Over the years I have had people send me stories on aborted fetuses being consumed in China as a delicacy or a medicine. I haven’t gone with it because I wasn’t clear on the credibility,and because the idea seemed too revolting and sensationalistic. I’m still very uncertain, but now China is apparently going to conduct an inquiry. From the ever useful Bioedge
http://www.bioedge.org/index.php/bioethics/bioethics_article/9397 :
China’s Health Ministry is taking the gruesome story of aborted babies ground into powder and used as aphrodisiacs seriously enough to launch an official investigation. SBS, one of the three major national television networks in South Korea,broadcast a documentary earlier this month about capsules from China containing dead baby flesh. According to SBS, the powder was made from aborted or stillborn babies whose bodies were dried in a medical microwave and then pulverised.

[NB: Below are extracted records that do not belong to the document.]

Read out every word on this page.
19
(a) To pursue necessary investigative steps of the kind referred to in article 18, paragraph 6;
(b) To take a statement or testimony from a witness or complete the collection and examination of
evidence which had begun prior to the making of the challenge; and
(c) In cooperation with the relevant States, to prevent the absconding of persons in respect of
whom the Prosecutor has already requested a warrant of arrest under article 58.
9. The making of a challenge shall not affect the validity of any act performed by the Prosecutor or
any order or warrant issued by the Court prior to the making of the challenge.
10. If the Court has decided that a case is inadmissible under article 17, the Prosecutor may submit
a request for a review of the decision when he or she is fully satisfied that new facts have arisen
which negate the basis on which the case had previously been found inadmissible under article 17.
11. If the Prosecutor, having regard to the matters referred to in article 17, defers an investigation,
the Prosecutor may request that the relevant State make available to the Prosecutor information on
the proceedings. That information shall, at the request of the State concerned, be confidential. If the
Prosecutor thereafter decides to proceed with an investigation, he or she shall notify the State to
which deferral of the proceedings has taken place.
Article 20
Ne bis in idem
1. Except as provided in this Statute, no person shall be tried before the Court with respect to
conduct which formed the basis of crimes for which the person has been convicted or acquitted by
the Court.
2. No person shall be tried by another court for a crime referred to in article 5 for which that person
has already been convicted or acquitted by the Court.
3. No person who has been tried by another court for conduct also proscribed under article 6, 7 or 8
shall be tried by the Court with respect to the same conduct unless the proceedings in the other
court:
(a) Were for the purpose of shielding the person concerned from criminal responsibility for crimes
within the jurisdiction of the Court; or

Even if the story is true, what’s the big deal? Assuming no lives were taken for this purpose, but that it was just dead flesh when the cannibal pill producers obtained the raw material, why the worry? Or does how we treat the dead impact on how we perceive the living? Does the near universal proscription against cannibalism promote respect for the unique value of human life—that continues even beyond life? Because if we ever come to believe that all we really are is meat on the hoof, the taboo against cannibalism will also eventually fall. Then, it would just be a new form of recycling.